JAVA Serializable is a marker interface. When an object has to be transferred over a network ( typically through rmi or EJB) or to persist the state of an object to a file, the object Class needs to implement Serializable interface. Implementing this interface will allow the object converted into bytestream and transfer over a network.
The serialization is used :-
- To send state of one or more object’s state over the network through a socket.
- To save the state of an object in a file.
- An object’s state needs to be manipulated as a stream of bytes.
SerialVersionUID:
During object serialization, the default Java serialization mechanism writes the metadata about the object, which includes the class name, field names and types, and superclass. This class definition is stored as a part of the serialized object. This stored metadata enables the deserialization process to reconstitute the objects and map the stream data into the class attributes with the appropriate type.
Everytime an object is serialized the java serialization mechanism automatically computes a hash value. ObjectStreamClass's computeSerialVersionUID() method passes the class name, sorted member names, modifiers, and interfaces to the secure hash algorithm (SHA), which returns a hash value.The serialVersionUID is also called suid.
So when the serilaize object is retrieved , the JVM first evaluates the suid of the serialized class and compares the suid value with the one of the object. If the suid values match then the object is said to be compatible with the class and hence it is de-serialized. If not InvalidClassException exception is thrown.
Changes to a serializable class can be compatible or incompatible.
Following is the list of changes which are compatible:
- Add fields
- Change a field from static to non-static
- Change a field from transient to non-transient
- Add classes to the object tree
List of incompatible changes:
- Delete fields
- Change class hierarchy
- Change non-static to static
- Change non-transient to transient
- Change type of a primitive field
So, if no suid is present, inspite of making compatible changes, jvm generates new suid thus resulting in an exception if prior release version object is used .

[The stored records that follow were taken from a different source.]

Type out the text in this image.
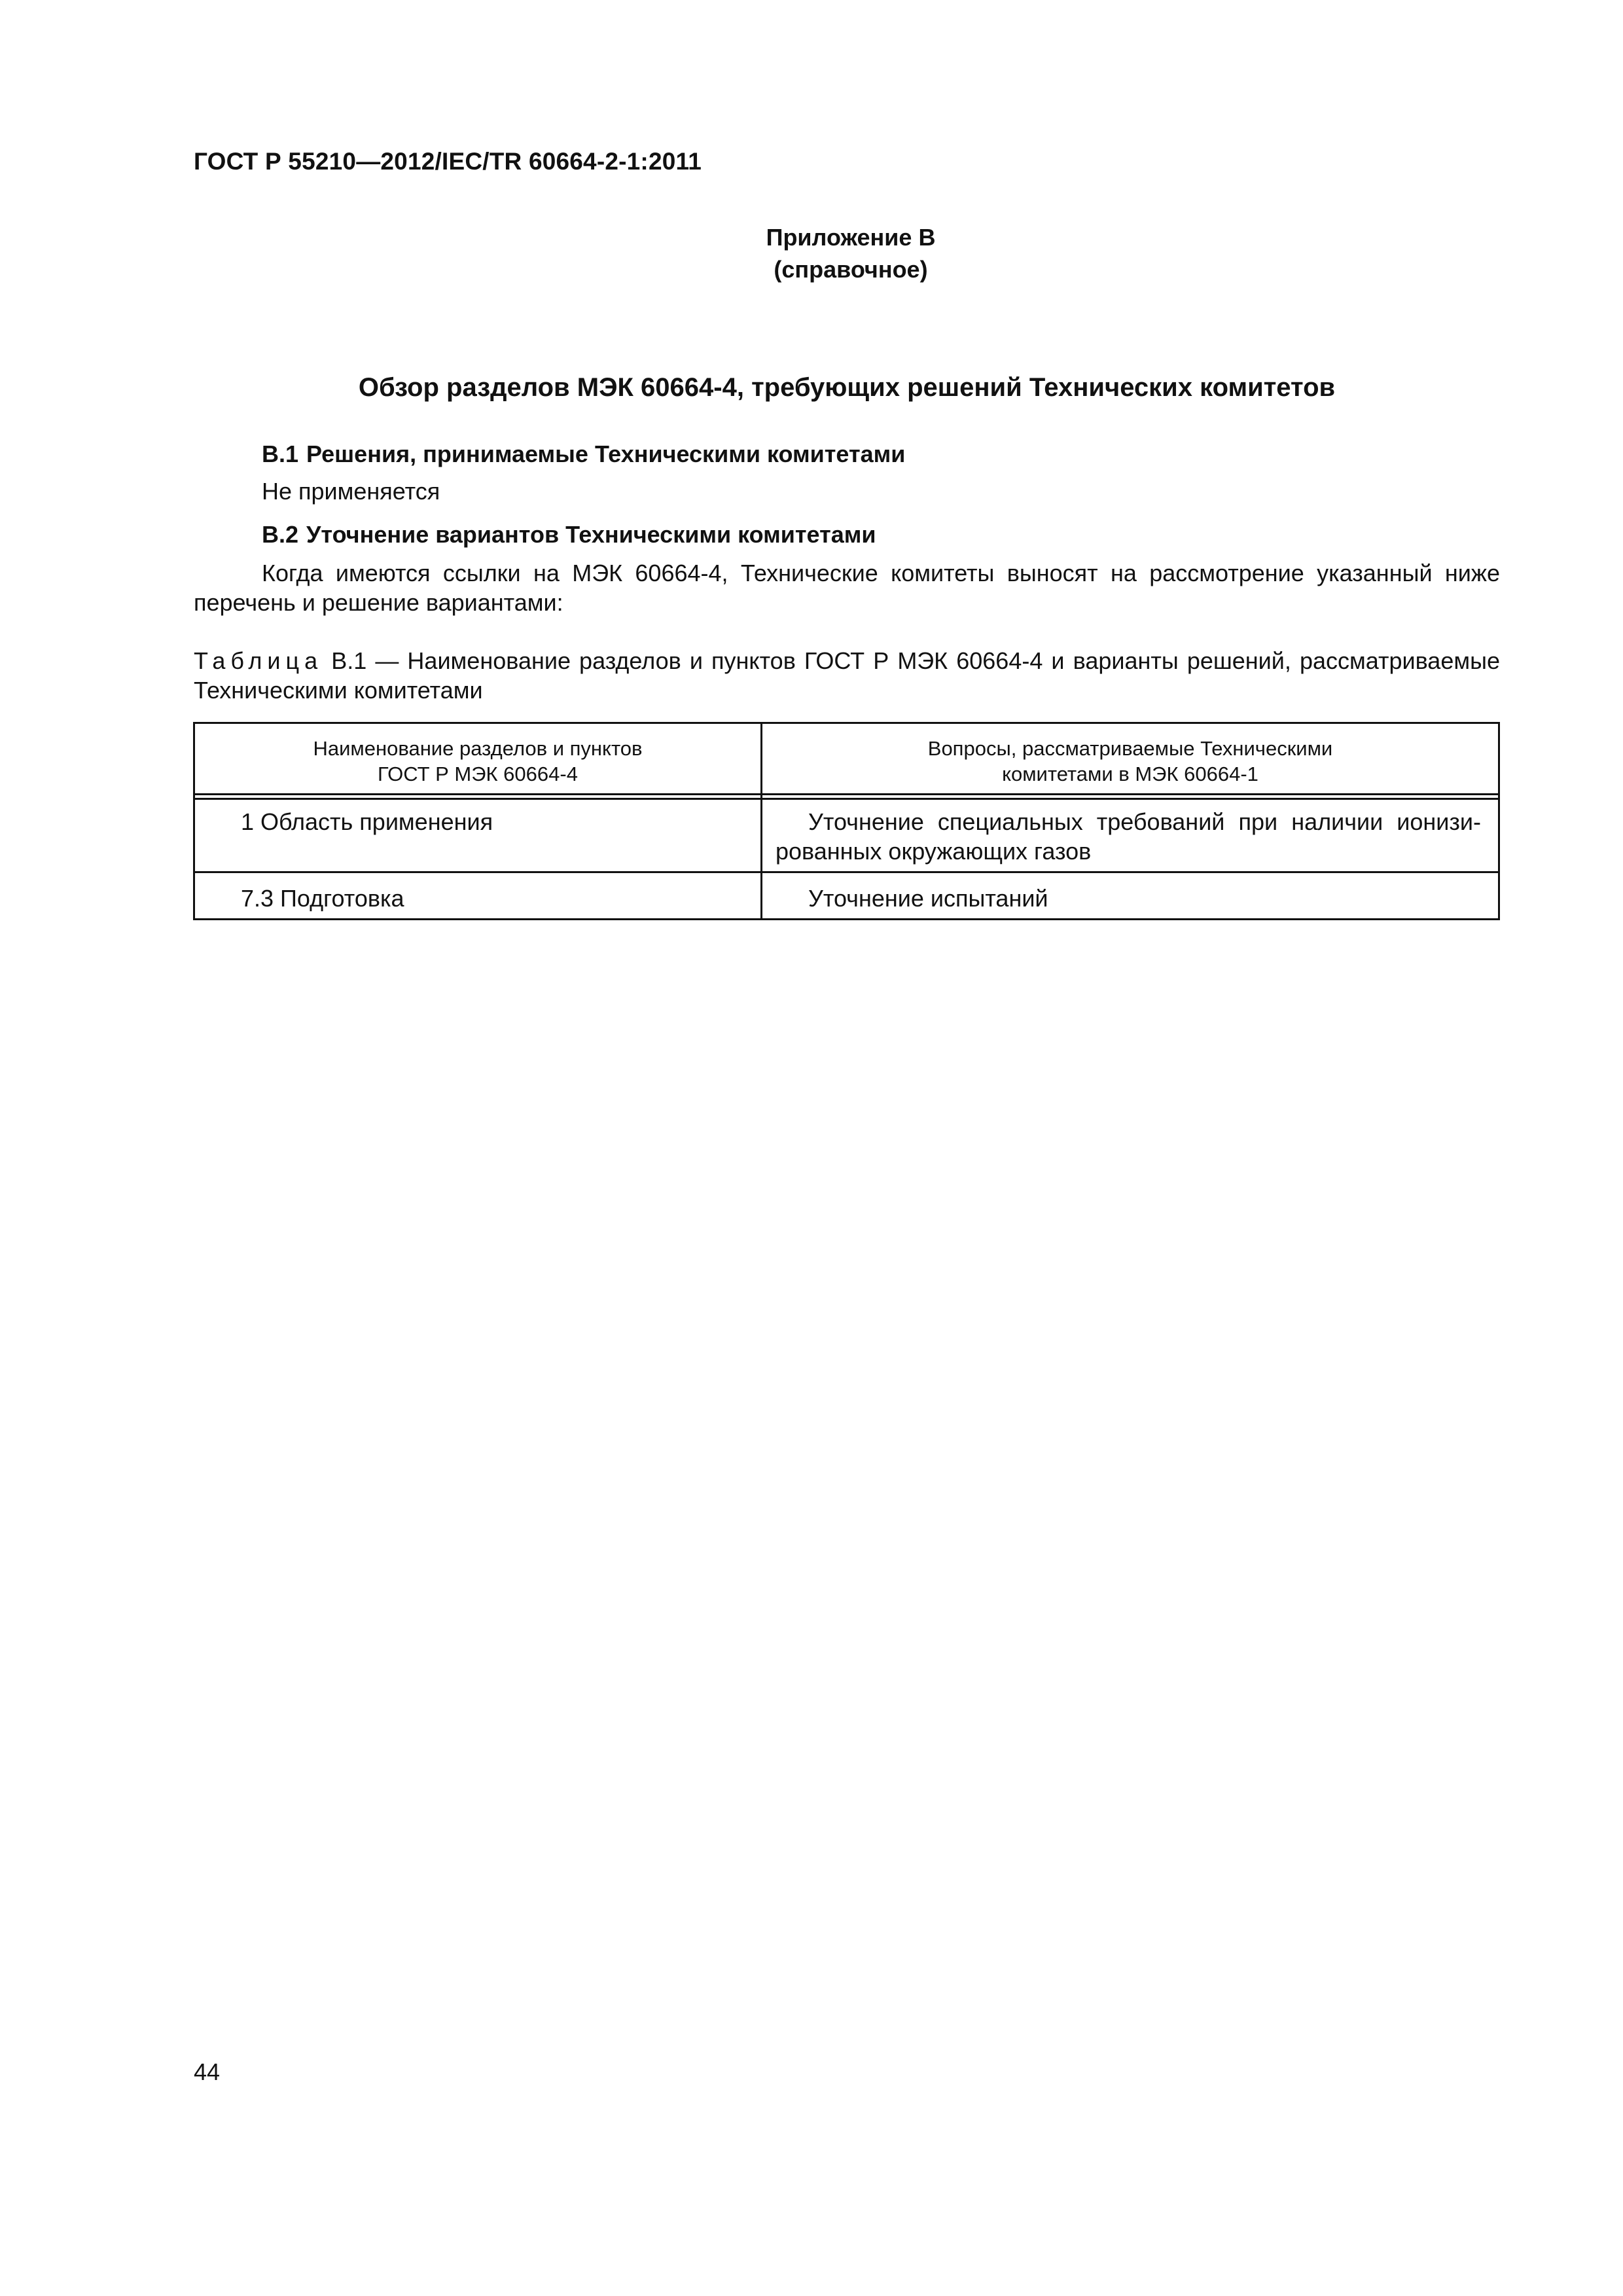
ГОСТ Р 55210—2012/IEC/TR 60664-2-1:2011
Приложение В
(справочное)
Обзор разделов МЭК 60664-4, требующих решений Технических комитетов
В.1 Решения, принимаемые Техническими комитетами
Не применяется
В.2 Уточнение вариантов Техническими комитетами
Когда имеются ссылки на МЭК 60664-4, Технические комитеты выносят на рассмотрение указанный ниже
перечень и решение вариантами:
Таблица В.1 — Наименование разделов и пунктов ГОСТ Р МЭК 60664-4 и варианты решений, рассматриваемые
Техническими комитетами
Наименование разделов и пунктов
ГОСТ Р МЭК 60664-4
Вопросы, рассматриваемые Техническими
комитетами в МЭК 60664-1
1 Область применения	Уточнение специальных требований при наличии ионизи-
рованных окружающих газов
7.3 Подготовка	Уточнение испытаний
44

The only way to get rid of the exception is to recompile and deploy the application again.
If we explicitly mention the sUid using the statement:
private final static long serialVersionUID = <integer value>
then if any of the metioned compatible changes are made the class need not to be recompiled. But for incompatible changes there is no other way than to compile again.
Different approach to make Java object Serializable:
Besides the Serializable interface, at least three alternate approaches can serialize Java objects:
- For object serialization, instead of implementing the Serializable interface, a developer can implement the Externalizable interface, which extends Serializable. By implementing Externalizable, a developer is responsible for implementing the writeExternal() and readExternal() methods. As a result, a developer has sole control over reading and writing the serialized objects.
- XML serialization is an often-used approach for data interchange. This approach lags runtime performance when compared with Java serialization, both in terms of the size of the object and the processing time. With a speedier XML parser, the performance gap with respect to the processing time narrows. Nonetheless, XML serialization provides a more malleable solution when faced with changes in the serializable object.
- Finally, consider a "roll-your-own" serialization approach. You can write an object's content directly via either the ObjectOutputStream or the DataOutputStream. While this approach is more involved in its initial implementation, it offers the greatest flexibility and extensibility. In addition, this approach provides a performance advantage over Java serialization.